Low-cost carriers like Southwest Airlines Co. and JetBlue Airways Corp. are seeing their cost advantage slipping as major carriers slim down into leaner, meaner operations, reports Reuters.

The report, sharing opinion of experts, acknowledges that low-cost carriers still have the upper hand in the war for low-fare travelers but the cost gap between legacy carriers and low-cost rivals has narrowed. It says cost-cuts by major airlines such as AMR Corp.´s American Airlines and UAL Corp.´s United Airlines have leveled the industry playing field.

The report underlines the fact cost-cutting by major carriers represents a significant change in the industry. Nowadays, low-cost carriers have to work much harder to sell tickets cheaper than the majors.

“I don´t know who´s going to live or who´s going to die. But we do know this: it´s going to be a very nasty competitive mess,” airline consultant Michael Boyd reportedly said.

Boyd also said excess capacity in low-cost carrier markets has made it hard to raise fares and has eroded revenue to the point where it is a hazard to some carriers. He noted that Southwest, JetBlue and AirTran Holdings Inc.´s AirTran Airways are adding about 250 100- to 150-seat planes to their fleets in the next 36 months.

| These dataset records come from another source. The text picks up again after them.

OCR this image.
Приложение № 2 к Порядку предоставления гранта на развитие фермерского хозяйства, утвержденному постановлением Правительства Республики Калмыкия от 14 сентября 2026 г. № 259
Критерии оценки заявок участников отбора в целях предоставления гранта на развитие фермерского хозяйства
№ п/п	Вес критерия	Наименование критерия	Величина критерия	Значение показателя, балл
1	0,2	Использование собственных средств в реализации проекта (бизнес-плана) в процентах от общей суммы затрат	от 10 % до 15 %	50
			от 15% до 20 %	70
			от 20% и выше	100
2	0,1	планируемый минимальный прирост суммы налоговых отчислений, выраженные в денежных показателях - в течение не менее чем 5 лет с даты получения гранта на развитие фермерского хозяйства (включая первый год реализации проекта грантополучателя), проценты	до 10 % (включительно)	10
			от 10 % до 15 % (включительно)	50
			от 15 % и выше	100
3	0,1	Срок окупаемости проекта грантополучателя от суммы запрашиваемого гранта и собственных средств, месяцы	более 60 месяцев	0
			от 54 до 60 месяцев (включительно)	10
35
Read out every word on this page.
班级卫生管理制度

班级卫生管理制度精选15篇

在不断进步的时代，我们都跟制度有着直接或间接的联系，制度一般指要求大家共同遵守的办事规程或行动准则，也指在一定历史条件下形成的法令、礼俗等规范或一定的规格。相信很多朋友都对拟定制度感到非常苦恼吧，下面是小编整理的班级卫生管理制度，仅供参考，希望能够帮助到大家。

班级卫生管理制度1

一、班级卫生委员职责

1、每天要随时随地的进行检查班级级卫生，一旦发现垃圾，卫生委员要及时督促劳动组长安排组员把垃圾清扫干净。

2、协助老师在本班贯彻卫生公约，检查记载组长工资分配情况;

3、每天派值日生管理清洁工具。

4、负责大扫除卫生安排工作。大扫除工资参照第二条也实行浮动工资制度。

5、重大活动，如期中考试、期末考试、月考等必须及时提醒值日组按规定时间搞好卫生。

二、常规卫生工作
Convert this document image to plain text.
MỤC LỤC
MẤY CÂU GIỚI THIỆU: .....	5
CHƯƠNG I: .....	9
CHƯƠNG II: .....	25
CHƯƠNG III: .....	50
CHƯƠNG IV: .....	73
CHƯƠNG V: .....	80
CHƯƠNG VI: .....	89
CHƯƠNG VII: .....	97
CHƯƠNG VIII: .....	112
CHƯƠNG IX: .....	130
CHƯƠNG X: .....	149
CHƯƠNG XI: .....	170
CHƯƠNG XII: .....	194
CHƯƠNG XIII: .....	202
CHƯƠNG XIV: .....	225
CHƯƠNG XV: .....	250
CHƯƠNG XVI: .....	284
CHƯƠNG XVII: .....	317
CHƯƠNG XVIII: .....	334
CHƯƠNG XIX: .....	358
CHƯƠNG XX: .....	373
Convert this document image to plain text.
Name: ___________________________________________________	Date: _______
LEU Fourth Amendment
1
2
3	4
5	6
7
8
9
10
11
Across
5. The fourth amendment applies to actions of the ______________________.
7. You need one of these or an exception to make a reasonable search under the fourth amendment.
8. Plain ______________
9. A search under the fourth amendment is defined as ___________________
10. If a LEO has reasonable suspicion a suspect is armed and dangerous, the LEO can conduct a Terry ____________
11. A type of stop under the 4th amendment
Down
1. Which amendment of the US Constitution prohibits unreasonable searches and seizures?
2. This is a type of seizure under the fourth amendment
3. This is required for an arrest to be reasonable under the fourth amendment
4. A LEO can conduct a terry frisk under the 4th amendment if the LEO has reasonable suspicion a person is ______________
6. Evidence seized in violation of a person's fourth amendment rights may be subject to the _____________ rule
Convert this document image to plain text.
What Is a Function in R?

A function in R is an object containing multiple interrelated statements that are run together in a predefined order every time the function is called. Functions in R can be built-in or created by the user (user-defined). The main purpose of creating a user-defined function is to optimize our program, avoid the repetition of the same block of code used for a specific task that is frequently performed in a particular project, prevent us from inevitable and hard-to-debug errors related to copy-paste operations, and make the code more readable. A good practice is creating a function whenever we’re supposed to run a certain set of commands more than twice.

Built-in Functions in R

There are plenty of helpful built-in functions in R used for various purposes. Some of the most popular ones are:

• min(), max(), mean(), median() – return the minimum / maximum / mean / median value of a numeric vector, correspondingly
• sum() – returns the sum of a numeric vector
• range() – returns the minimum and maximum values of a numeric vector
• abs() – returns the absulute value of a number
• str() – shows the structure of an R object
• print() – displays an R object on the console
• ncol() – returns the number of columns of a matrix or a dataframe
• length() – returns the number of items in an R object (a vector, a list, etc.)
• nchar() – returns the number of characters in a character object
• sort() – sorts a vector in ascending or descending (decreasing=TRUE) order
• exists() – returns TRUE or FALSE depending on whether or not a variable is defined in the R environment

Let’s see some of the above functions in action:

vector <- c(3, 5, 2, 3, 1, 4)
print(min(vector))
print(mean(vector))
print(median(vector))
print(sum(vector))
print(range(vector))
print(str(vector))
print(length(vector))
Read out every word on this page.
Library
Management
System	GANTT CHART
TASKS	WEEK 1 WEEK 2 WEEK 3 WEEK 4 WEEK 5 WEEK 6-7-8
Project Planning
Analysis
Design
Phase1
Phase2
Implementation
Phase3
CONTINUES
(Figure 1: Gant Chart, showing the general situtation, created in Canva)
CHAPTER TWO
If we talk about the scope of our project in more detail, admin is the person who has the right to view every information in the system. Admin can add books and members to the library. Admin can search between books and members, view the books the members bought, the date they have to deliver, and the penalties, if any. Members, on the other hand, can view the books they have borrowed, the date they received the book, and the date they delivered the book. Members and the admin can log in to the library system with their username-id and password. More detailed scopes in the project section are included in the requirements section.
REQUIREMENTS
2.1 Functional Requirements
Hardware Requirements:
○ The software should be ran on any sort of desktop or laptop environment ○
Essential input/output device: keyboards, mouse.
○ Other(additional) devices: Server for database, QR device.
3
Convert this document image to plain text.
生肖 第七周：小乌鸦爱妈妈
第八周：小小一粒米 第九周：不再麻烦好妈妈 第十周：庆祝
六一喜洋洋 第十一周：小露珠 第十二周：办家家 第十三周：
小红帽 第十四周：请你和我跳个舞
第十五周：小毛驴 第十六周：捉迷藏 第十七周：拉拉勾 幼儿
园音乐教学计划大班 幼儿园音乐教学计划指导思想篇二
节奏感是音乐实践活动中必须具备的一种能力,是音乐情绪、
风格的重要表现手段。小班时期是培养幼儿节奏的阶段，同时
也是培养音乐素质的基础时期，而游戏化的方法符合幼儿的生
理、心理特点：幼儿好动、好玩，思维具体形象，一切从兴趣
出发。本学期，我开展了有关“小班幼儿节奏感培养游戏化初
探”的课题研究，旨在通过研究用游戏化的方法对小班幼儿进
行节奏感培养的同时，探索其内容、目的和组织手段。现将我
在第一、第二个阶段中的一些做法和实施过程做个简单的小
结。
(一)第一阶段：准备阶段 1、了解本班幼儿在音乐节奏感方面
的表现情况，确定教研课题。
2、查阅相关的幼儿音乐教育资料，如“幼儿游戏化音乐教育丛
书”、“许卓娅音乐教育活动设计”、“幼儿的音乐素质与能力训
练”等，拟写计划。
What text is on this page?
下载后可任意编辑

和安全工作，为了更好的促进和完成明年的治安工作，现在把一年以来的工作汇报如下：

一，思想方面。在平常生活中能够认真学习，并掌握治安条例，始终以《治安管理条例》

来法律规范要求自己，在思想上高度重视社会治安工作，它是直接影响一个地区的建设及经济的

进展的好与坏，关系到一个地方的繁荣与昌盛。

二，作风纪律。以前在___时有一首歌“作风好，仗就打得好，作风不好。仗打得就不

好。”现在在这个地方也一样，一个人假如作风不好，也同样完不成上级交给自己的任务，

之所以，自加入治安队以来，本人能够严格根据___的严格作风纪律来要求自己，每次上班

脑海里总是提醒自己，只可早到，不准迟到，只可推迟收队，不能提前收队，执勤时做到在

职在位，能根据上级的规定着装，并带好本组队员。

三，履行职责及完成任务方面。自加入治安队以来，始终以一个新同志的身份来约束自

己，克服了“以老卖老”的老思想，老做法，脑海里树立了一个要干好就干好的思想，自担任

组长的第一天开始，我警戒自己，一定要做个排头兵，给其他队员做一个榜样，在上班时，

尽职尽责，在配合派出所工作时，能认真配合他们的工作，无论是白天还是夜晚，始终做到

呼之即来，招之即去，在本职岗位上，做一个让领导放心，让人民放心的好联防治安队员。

In February, JetBlue Airways Corp. and Southwest Airlines Co. had indicated plans to increase fares this year. The executives from the airlines said they “need to boost revenues to offset rising costs, particularly for jet fuel”.

“We need a higher average fare for our tickets,” David Neeleman, chief executive at JetBlue, which projected a loss for all of 2006, had said.

On the other hand, Laura Wright, chief financial officer at Southwest, had said it´s facing $600 million in higher fuel costs this year and will need to cover that expense.